A livello di singola denominazione, la crescita più consistente l’ha ottenuta il Prosecco, comprensivo della Doc Prosecco, della Docg del Conegliano Valdobbiadene e dell’Asolo. Nel biennio le tre denominazioni hanno messo a segno una crescita del 27,2% sul 2019 a quota 752,7 milioni di bottiglie vendute nel 2021. Risultati consistenti sono stati ottenuti anche da Barolo (+27%), Brunello di Montalcino (+40%), Gavi (+23%), Venezia Doc (23%), Orvieto (+17%), Franciacorta (+12%), Chianti Classico (+11%), Delle Venezie (+11%), Nobile di Montepulciano (+10 per cento).
In termini di valore complessivo dell’imbottigliato certificato, nel 2021 sono stati oltrepassati i 9,43 miliardi di euro, cifra superiore di oltre 1,34 miliardi al dato del 2019. La graduatoria del valore è guidata dal Prosecco Doc, con circa 2,7 miliardi, seguita dal Delle Venezie Doc con 1,06 miliardi e dal Conegliano Valdobbiadene con 623 milioni. Seguono poi Franciacorta, Asti, Chianti Classico, Brunello, i cui valori sono compresi tra i 350 e i 200 milioni di euro.

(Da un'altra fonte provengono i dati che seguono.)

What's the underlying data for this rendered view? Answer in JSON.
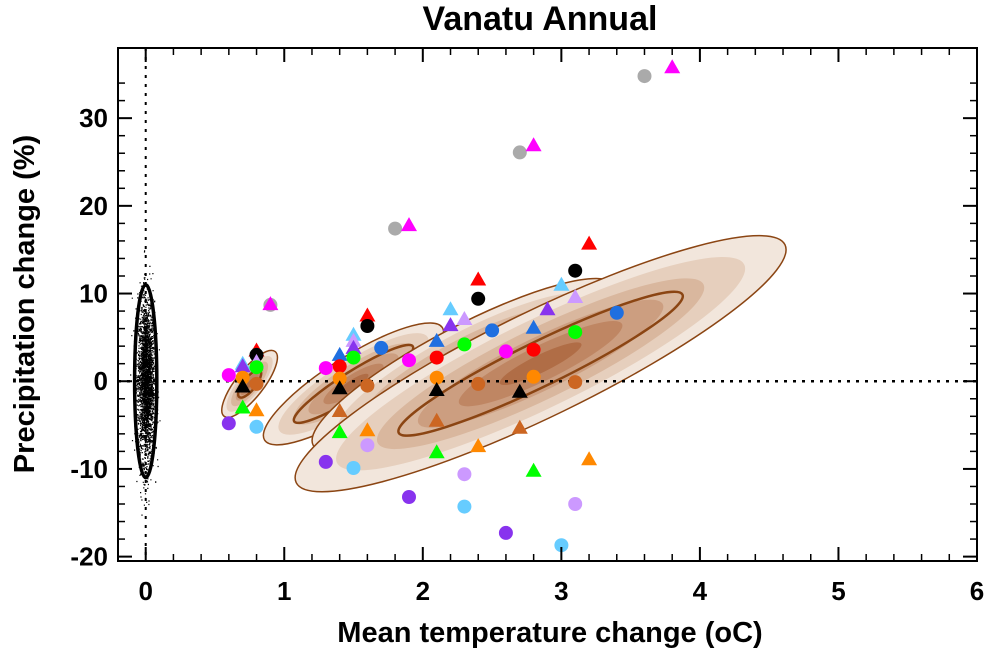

Su 218 denominazioni certificate, le prime 20 concentrano ben l’82% del valore e le prime 50 superano il 95%, mentre le ultime 100 ottengono uno 0,46 per cento. “Ciò significa – spiega Liantonio – che l’ossatura produttiva ed economica della viticultura italiana è rappresentata da poche decine di denominazioni ben strutturate e organizzate, mentre molte altre decine, se non centinaia, giocano un ruolo marginale se non di pura testimonianza”.